Mussorgsky,
Prokofiev, Stravinsky: François-Frédéric Guy, piano, Philharmonia
Orchestra, Esa-Pekka Salonen, conductor, Queen Elizabeth
Hall, 3.11.2005 (TJH)
Mussorgsky – Night
on the Bare Mountain
Prokofiev – Piano Concerto No. 2 in G minor
Stravinsky – The
Firebird (complete ballet)
I was a teensy bit sceptical about the programme for
this concert. Not
about the musical line-up – an all-Russian concert is after
all the sort of thing the Philharmonia excels at – but about whether it was physically
possible to cram enough players into the tiny Queen Elizabeth
Hall to give Stravinsky’s Firebird
in its original 1910 version, as promised.
Quadruple woodwind, offstage brass, celesta, xylophone,
glockenspiel, piano, three harps.
. . it was going to be one hell of a tight squeeze in a
venue more used to hosting string quartets and mid-sized
ensembles. So I brought
along a list of the instrumentation and did a headcount.
I couldn’t be absolutely sure, in the way one cannot
be sure how many snowflakes are in a snowstorm, but – apart
from one harp – everyone seemed to be present and correct. They even managed to find room for conductor
Esa-Pekka Salonen, though he had to jostle more than a few
elbows to get to his platform.
Once there, of course, his conducting was typically
first-rate. The famous,
subsonic rumble which opens the work had a strangely melancholic
air to it; it brightened only when the Firebird itself appeared,
bringing with it some virtuosic playing from the strings,
who must have had to keep a constant eye out for their neighbours’
dangerously proximate bow-arms. But it was at the first interruption by the
offstage brass – three trumpets and four tubas sounding
a klaxon call from the rear of the auditorium – that this
Firebird really
took flight. The
build-up to the demonic Katschei’s
first appearance was truly thrilling: the sound of the massive
orchestra may have been almost deafening in the tiny QEH,
but every strand of sound was clearly audible and carefully
delineated by Salonen and his players.
The only real problem with this unexpurgated Firebird was that it rather outstayed its
welcome, a common problem that illustrates just what good
sense Stravinsky had when he recycled its best numbers into
the more satisfying, and more popular, suites of 1919 and
1945. The same good
sense cannot be discerned in Rimsky-Korsakov’s decision
to ‘improve’ Mussorgsky’s Night
on a Bare Mountain, however: in ‘tidying-up’ Mussorgsky’s
distinctly rough-hewn orchestration, he robbed the work
of much of its unsettling atmosphere. Salonen showed just how much more interesting
the original was, even as a rather brisk opener; but nice
though it was to hear this less familiar version, the QEH
acoustic proved ultimately unsuitable; Night on a Bare Mountain is all about its
creepy ambiance and spooky apparitions, both of which were
effectively neutered in this venue.
At any rate, the real treat of the evening was sandwiched
between these two fiery favourites.
Sergei Prokofiev’s Second
Piano Concerto is not nearly as well-known as the famous
Third, and the reason for this is not hard to discern.

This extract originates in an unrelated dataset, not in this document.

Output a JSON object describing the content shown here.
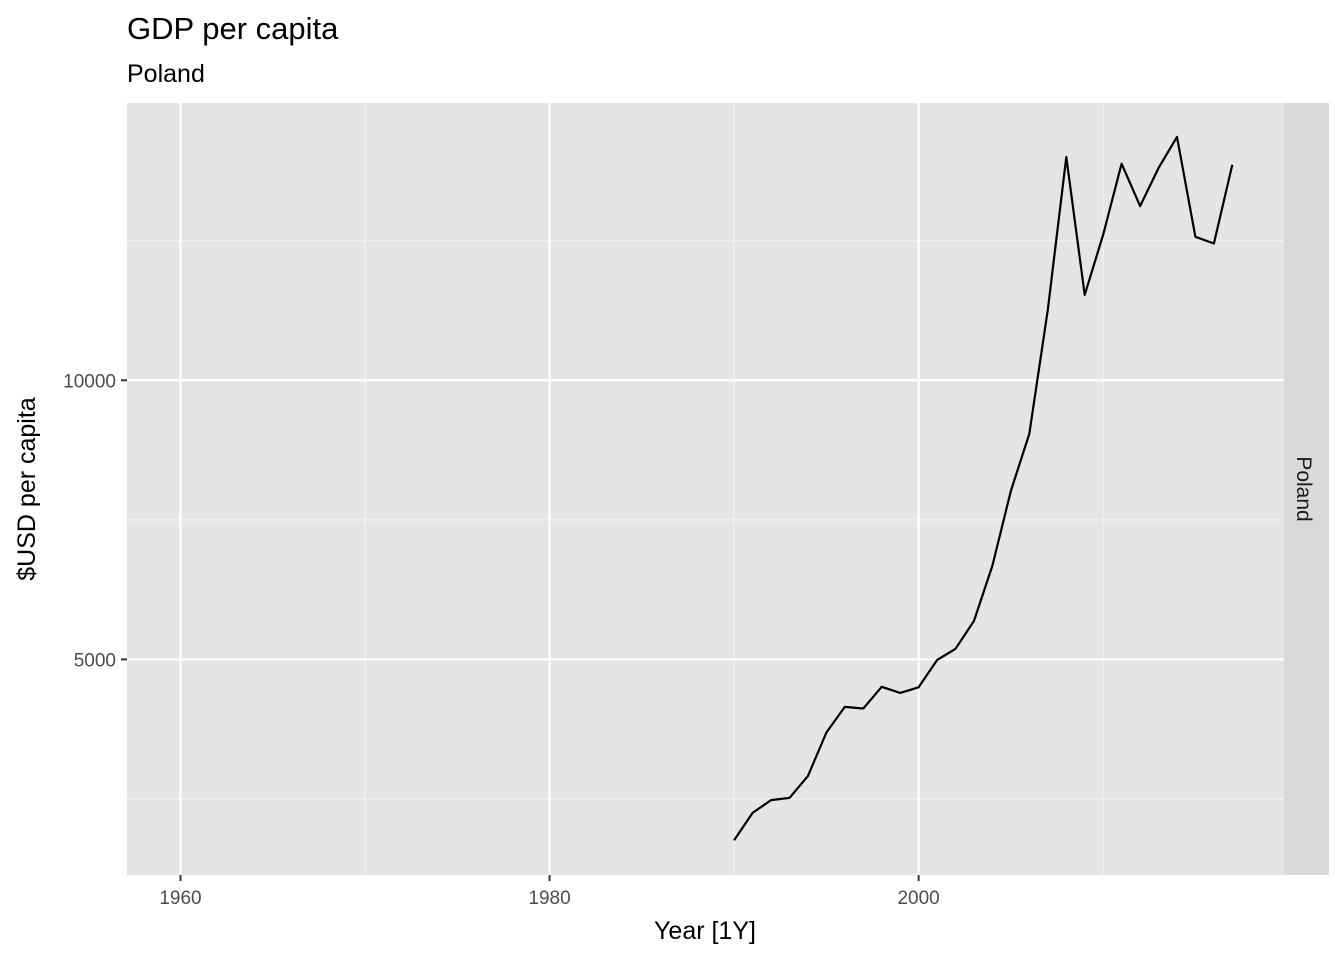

Just ten minutes into the temperamental first movement
comes one of the most hair-raising, barnstorming, finger-twisting
cadenzas in all of the literature, a bevy of whirling arpeggios
and chaotic dissonances which even Prokofiev found a challenge
to perform. Thursday’s pianist – the promising young Frenchman
François-Frédéric Guy – had just
the mildest hint of panic in his eyes as he approached this
musical gauntlet, but he proved a worthy adversary to Prokofiev’s
demonic inspiration, carrying off his soloist’s role with
aplomb. Although
his playing was perhaps a little too refined for the spiky
asceticism Prokofiev demands, Guy nonetheless found a good
balance between modernity and slushy post-Romanticism, bringing
out heaps of detail in the process. After a particularly fiendish passage later
in the work, he could be glimpsed lifting his hands from
the keyboard in a slightly camp flourish, like a more elegant,
less well-fed version of Liberace. He looked like nothing
so much as a footballer celebrating a particularly satisfying
goal: precisely what his performance was.